Bu konunun bir uzantısı olarak görülebilecek bir dizi başlıkta Türkiye'nin Lozan'dan gelen yükümlülüklerini uygulayıp uygulamaması gibi sorunlar bu dizinin konusu dışında kalıyor.

10. Lozan'a nasıl yaklaşmalı?
Lozan, ne resmi tarih yazımında gösterildiği gibi tarihte eşi benzeri olmayan mutlak bir diplomatik zaferdir, ne de bugün bazı aklıevvellerin iddia ettiği gibi bir hezimettir. 

Lozan, Cihan Harbi'nden yenik çıkmış, işgale uğramış ve yüzyıllardır uluslararası siyasetin dengeleri sayesinde ancak suni solunum yapabilen Osmanlı'nın ister istemez tarihsel mirasçısı olan Türkiye'nin siyasi ve iktisadi anlamda formel egemenliği konusunda önemli kazanımlarla ayrıldığı ve elbette masaya otururken ki taleplerinin bazılarından vazgeçtiği bir antlaşmadır. 

Milliyetçiliğin yayılmacı gözlüklerini çıkarıp nesnel bir ölçüyle bakılacak olursa, görülecek olan şey masaya oturmadan önceki toprak taleplerinin kimi istisnalar haricinde gerçekleştiğidir. 

Ancak Sovyet yazarı Gurko-Kryajin'in 1924'te yazdığı gibi bu antlaşma "diplomatik kançılaryalarda değil, Anadolu'nun savaş meydanlarında doğan" bir antlaşmadır. 

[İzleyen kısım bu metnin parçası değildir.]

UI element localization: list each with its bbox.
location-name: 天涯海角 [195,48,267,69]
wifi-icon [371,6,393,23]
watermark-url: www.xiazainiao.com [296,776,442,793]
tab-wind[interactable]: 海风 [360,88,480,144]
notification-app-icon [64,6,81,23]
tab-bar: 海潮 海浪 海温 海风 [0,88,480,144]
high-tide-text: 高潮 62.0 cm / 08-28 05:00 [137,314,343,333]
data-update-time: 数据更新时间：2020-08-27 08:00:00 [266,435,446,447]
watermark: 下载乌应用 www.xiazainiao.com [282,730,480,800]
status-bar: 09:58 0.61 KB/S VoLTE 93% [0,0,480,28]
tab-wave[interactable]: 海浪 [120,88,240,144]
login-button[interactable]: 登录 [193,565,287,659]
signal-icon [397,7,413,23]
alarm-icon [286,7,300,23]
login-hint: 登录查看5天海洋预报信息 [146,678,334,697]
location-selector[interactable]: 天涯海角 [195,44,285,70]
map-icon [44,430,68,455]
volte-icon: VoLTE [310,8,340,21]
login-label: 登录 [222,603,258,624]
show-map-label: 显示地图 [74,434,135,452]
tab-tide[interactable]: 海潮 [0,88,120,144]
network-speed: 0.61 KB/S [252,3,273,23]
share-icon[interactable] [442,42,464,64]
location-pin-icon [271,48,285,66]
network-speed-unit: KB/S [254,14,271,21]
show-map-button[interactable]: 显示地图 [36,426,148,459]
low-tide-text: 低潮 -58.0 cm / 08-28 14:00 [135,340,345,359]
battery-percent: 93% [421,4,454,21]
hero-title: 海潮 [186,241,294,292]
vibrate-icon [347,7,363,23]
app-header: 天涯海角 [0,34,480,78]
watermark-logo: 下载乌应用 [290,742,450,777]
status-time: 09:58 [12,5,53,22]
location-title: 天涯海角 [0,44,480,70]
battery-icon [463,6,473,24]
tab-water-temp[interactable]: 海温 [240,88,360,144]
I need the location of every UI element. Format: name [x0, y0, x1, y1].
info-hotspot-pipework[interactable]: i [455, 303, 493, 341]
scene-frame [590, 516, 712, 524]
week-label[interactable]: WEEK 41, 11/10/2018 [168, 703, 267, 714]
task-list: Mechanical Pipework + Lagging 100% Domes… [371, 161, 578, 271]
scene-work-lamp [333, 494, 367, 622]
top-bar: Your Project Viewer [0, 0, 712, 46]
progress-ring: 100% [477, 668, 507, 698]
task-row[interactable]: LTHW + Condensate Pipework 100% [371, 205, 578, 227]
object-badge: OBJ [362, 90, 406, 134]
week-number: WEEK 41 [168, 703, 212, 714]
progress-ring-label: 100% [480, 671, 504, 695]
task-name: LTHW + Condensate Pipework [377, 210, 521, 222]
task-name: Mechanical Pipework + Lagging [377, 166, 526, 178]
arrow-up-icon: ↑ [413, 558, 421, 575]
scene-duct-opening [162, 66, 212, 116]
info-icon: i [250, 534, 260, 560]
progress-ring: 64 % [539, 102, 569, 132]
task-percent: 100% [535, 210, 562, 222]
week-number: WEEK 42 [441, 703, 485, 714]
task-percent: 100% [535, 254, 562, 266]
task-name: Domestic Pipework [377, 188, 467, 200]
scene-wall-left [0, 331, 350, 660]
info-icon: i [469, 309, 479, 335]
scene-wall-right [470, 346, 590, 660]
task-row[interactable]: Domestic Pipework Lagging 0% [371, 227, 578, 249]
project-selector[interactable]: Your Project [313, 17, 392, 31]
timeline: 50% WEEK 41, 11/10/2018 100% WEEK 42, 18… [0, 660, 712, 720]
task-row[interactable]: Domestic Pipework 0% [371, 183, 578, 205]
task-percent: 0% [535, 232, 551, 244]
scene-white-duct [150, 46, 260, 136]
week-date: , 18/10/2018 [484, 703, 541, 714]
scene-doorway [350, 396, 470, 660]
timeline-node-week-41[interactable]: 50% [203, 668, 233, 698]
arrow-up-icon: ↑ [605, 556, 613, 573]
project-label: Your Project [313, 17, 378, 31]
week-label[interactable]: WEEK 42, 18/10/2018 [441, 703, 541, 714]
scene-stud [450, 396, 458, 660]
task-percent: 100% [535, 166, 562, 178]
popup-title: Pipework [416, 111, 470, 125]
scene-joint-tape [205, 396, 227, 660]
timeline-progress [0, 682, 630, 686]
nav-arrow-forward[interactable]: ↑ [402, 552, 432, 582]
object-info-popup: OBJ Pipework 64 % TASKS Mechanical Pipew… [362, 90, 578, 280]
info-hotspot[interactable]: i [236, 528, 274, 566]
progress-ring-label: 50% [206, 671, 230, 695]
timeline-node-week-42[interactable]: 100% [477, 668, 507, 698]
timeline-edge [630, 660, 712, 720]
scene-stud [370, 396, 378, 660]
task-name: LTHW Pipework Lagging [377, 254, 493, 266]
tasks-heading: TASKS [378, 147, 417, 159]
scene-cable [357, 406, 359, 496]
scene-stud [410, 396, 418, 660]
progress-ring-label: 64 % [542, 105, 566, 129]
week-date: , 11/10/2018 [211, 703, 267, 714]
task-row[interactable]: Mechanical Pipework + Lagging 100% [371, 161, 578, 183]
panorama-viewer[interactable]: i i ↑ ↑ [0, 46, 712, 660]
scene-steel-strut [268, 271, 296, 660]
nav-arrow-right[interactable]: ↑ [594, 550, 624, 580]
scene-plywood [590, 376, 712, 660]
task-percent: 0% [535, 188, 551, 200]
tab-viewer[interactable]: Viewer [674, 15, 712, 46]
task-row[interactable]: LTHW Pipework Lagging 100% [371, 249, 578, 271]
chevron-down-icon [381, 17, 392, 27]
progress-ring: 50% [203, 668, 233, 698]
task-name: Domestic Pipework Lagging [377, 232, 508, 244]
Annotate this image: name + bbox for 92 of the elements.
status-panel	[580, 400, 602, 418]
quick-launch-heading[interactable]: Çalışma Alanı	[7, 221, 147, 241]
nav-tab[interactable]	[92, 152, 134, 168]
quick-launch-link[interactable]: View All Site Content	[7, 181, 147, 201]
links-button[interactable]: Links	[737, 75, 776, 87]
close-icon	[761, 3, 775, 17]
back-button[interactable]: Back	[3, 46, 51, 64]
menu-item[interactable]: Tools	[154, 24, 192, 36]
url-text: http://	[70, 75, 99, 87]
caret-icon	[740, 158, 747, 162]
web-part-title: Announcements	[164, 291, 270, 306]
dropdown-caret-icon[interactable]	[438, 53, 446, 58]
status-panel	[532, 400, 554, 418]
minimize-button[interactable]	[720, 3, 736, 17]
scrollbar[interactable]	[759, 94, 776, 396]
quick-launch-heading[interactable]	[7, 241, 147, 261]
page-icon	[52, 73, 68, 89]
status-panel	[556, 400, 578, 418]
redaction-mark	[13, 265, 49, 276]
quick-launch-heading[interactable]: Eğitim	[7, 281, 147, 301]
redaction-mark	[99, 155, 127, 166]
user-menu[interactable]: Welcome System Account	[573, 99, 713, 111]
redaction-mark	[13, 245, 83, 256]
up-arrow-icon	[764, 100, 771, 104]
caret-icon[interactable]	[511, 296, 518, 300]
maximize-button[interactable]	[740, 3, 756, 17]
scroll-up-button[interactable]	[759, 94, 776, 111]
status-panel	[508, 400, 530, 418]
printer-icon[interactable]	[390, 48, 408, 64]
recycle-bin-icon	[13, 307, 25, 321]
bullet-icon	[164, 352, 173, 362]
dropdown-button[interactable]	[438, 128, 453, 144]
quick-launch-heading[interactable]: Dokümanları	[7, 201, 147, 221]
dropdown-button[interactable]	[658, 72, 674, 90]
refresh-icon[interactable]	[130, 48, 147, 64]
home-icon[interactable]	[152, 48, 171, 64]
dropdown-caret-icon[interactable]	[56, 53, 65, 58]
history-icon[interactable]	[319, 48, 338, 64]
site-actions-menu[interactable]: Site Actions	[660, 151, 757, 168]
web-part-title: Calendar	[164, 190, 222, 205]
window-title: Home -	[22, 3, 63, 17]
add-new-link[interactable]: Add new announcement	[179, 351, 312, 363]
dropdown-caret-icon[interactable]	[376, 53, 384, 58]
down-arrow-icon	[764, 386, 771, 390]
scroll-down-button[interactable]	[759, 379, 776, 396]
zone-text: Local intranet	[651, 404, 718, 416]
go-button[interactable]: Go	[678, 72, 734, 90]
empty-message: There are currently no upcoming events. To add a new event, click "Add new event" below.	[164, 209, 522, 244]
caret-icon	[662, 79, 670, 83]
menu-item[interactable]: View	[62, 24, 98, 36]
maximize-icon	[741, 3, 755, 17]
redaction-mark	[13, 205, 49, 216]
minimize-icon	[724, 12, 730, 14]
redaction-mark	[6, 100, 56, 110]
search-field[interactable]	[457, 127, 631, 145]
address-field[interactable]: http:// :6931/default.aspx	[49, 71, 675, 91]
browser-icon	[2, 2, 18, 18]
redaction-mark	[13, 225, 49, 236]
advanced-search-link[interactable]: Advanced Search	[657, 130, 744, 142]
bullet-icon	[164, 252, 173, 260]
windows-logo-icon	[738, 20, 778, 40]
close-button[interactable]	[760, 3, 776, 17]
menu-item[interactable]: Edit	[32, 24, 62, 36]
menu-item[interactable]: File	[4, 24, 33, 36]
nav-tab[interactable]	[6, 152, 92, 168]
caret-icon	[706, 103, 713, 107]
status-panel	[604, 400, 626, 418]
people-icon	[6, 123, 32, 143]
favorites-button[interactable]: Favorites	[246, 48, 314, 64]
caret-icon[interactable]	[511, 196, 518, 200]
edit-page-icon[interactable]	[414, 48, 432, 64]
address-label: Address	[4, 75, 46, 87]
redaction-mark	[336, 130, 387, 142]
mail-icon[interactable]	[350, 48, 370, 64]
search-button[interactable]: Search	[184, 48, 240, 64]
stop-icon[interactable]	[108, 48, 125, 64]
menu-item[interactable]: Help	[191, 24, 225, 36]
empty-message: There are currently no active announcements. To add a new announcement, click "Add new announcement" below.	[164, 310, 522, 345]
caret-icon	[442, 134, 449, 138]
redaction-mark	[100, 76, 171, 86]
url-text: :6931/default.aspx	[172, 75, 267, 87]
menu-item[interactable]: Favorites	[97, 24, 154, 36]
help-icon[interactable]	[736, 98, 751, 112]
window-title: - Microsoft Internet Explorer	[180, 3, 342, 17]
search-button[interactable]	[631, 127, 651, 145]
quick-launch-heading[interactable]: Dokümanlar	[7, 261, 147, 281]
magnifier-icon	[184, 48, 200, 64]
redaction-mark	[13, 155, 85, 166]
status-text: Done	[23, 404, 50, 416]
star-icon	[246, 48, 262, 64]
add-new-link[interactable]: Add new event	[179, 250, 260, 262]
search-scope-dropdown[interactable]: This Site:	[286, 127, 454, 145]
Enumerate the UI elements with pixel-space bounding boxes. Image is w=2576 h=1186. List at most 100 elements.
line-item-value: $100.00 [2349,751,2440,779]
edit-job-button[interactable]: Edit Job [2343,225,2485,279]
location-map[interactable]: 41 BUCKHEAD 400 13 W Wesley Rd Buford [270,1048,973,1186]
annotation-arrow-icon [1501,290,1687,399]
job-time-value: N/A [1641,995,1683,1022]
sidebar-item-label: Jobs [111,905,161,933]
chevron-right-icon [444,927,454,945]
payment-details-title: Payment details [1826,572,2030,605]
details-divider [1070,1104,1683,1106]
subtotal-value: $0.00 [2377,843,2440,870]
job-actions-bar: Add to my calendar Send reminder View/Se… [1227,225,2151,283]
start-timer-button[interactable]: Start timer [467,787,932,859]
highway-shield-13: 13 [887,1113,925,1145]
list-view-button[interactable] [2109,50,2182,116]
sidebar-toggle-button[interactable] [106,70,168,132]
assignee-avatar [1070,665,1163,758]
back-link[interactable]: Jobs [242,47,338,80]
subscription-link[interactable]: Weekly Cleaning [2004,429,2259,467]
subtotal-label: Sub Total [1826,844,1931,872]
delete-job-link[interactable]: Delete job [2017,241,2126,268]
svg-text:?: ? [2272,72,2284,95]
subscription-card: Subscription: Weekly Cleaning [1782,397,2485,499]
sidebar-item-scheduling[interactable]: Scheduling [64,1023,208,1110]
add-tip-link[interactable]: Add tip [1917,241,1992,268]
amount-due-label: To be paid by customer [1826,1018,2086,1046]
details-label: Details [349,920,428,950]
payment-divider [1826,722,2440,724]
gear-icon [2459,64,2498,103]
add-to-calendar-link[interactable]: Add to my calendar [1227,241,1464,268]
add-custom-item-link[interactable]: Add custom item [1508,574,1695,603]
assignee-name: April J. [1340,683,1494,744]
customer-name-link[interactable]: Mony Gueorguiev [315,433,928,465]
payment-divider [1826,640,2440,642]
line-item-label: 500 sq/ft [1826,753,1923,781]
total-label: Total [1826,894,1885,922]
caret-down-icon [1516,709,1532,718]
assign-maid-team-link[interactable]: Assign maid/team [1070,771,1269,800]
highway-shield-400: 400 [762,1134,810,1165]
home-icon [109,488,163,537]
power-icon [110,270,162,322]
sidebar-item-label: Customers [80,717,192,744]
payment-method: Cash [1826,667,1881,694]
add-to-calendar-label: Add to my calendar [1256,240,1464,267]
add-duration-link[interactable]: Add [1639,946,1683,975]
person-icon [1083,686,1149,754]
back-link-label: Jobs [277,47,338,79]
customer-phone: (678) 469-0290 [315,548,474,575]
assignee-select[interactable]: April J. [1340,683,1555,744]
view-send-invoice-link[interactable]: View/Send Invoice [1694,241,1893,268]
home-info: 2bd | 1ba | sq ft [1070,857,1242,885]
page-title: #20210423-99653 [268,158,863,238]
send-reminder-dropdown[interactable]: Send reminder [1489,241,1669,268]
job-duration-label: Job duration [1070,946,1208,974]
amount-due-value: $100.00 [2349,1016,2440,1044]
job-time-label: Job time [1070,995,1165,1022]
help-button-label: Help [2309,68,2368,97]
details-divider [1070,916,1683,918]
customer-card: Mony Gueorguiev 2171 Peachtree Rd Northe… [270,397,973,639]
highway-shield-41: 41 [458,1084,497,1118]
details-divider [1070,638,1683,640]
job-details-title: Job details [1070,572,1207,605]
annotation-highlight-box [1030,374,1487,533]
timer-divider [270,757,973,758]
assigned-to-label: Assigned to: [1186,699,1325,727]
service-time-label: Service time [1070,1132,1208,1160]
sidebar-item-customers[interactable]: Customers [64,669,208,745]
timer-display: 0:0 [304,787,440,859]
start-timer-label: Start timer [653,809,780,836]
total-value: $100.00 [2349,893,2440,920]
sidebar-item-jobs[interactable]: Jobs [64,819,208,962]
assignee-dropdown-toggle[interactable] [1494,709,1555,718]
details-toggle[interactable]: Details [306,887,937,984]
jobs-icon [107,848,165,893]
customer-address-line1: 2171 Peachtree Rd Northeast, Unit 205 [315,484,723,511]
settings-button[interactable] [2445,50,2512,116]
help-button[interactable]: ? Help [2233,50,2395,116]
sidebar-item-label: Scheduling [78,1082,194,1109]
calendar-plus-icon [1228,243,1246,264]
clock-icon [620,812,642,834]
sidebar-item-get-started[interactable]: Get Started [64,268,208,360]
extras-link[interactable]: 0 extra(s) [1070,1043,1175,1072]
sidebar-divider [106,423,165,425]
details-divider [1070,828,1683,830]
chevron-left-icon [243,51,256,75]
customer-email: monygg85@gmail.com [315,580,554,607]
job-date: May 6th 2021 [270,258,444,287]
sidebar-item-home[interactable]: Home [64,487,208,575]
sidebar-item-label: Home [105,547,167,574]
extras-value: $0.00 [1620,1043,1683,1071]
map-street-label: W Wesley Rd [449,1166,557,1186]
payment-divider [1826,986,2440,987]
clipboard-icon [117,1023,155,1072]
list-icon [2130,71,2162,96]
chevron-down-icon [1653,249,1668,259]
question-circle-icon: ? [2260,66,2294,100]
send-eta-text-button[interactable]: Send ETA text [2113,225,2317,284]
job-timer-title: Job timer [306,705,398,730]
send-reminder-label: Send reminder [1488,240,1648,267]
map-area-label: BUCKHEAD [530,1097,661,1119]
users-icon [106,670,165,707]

SSCB Bilimler Akademisi tarafından yayımlanan Ekim Devrimi Sonrası Türkiye Tarihi isimli çalışmada çok doğru biçimde ifade edildiği gibi "geçmişte Türkiye hükümetlerinin hayal bile edemedikleri Lozan zaferi, Versay sistemi savaş sonrası antlaşmalarının bir parçası olan Sevr Antlaşması'nın ortadan kaldırılması demekti".

Diğer taraftan, tüm bu tartışmaların sınıfsal bir özü olduğunu ve Lozan'a giden sürecin ardında sınıfsal akıl ve reflekslerin yattığını unutmamak gerekiyor.

Yukarıda kısaca bu sınıfsal arka planı anlatmaya çalıştık. Şunu ekleyebiliriz:
Kurtuluş mücadelesinin sınıfsal aklı, gerçekleşen devrimin anti-emperyalist karakterinin derinleşmesinden, sınıf savaşımının keskinleşmesinden ve işçi sınıfının ve köylülüğün mülk sahibi sınıflar lehine kazanımlarının genişlemesinden korkmuştur. 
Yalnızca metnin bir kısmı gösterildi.